Find the amount of a vector acting in the direction of another vector.

[Slartibartfest]

Homework Statement

I have a problem in a statics class that asks to find the component of a force acting along an axis seen here http://i.imgur.com/aZ1vMIu.jpg?1.

Homework Equations

The Attempt at a Solution

The book and my professor say to use the parallelogram rule and then use sine law to find the solution like this http://i.imgur.com/dipBfjq.jpg?1 , but I do not see why it should be done this way; I understand that the axis are tilted slightly but I would think in order to solve this problem you would still use a right triangle rather than the parallelogram rule like this http://i.imgur.com/3Pazp0l.jpg?1 and I can turn the force into a vector and then find the component of the force onto the axis and I get the same answer that I would if I used right triangles like this http://i.imgur.com/naGp3us.jpg?1 . Now I'm assuming my professor and the book are correct(even though I would love to prove them wrong) so why would I use a parallelogram instead of a right triangle?
Also here is the answer in the back of the book http://i.imgur.com/5k4UaLC.jpg?1 .

 

[Mark44]

Your images are way too large. Please resize them to about 800 X 600 and repost them so that people will be able to see them without having to scroll across and from top to bottom.

 

[Mark44]

Much better! Thank you!

 

[Ray Vickson]

Homework Statement

I have a problem in a statics class that asks to find the component of a force acting along an axis seen here http://i.imgur.com/aZ1vMIu.jpg?1.

Homework Equations

The Attempt at a Solution

The book and my professor say to use the parallelogram rule and then use sine law to find the solution like this http://i.imgur.com/dipBfjq.jpg?1 , but I do not see why it should be done this way; I understand that the axis are tilted slightly but I would think in order to solve this problem you would still use a right triangle rather than the parallelogram rule like this http://i.imgur.com/3Pazp0l.jpg?1 and I can turn the force into a vector and then find the component of the force onto the axis and I get the same answer that I would if I used right triangles like this http://i.imgur.com/naGp3us.jpg?1 . Now I'm assuming my professor and the book are correct(even though I would love to prove them wrong) so why would I use a parallelogram instead of a right triangle?
Also here is the answer in the back of the book http://i.imgur.com/5k4UaLC.jpg?1 .

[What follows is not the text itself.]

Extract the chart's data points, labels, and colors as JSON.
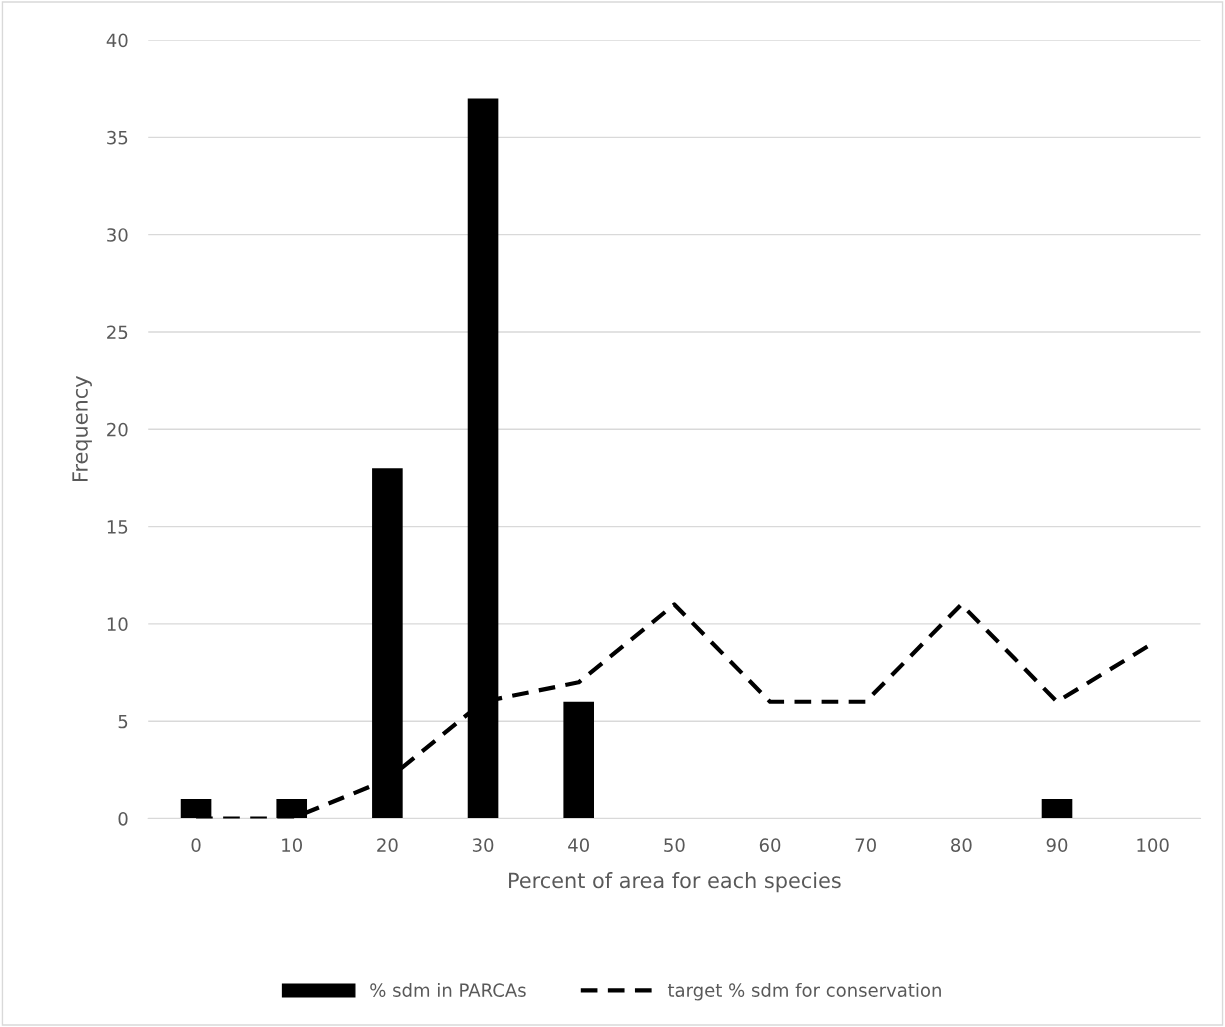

If you have vectors $\vec{u}$ and $\vec{v}$, you can decompose $\vec{u}$ into a component $\vec{u}_{||}$ that is parallel to $\vec{v}$ and a component $\vec{u}_{\perp}$ that is perpendicular to $\vec{v}$. That is,
$$\vec{u} = \vec{u}_{||} + \vec{u}_{\perp}$$
$$\vec{u}_{||} = \left(\frac{\vec{u} \cdot \vec{v} }{\vec{v} \cdot \vec{v}} \right) \vec{v}$$
$$\vec{u}_{\perp} = \vec{u} - \vec{u}_{||} = \vec{u}- \left( \frac{\vec{u} \cdot \vec{v} }{\vec{v} \cdot \vec{v}} \right) \vec{v}$$
So, if you can compute the inner product of $\vec{u}$ and $\vec{v}$ you are almost done. This works in any number of dimensions.

 

[HalfLostAndSearching]

I would like to point out that both methods presented (using the parallelogram rule and using right triangles) are valid and can lead to the correct solution. The choice of which method to use may depend on personal preference or the specific problem at hand.

Using the parallelogram rule allows for a graphical representation of the problem, which can be helpful in visualizing the components of the force. However, using right triangles may be more straightforward and easier to understand for some individuals.

Ultimately, as long as the correct components of the force are identified and calculated, either method can be used. It is important to understand the underlying principles and concepts behind each method, rather than just blindly following a specific approach.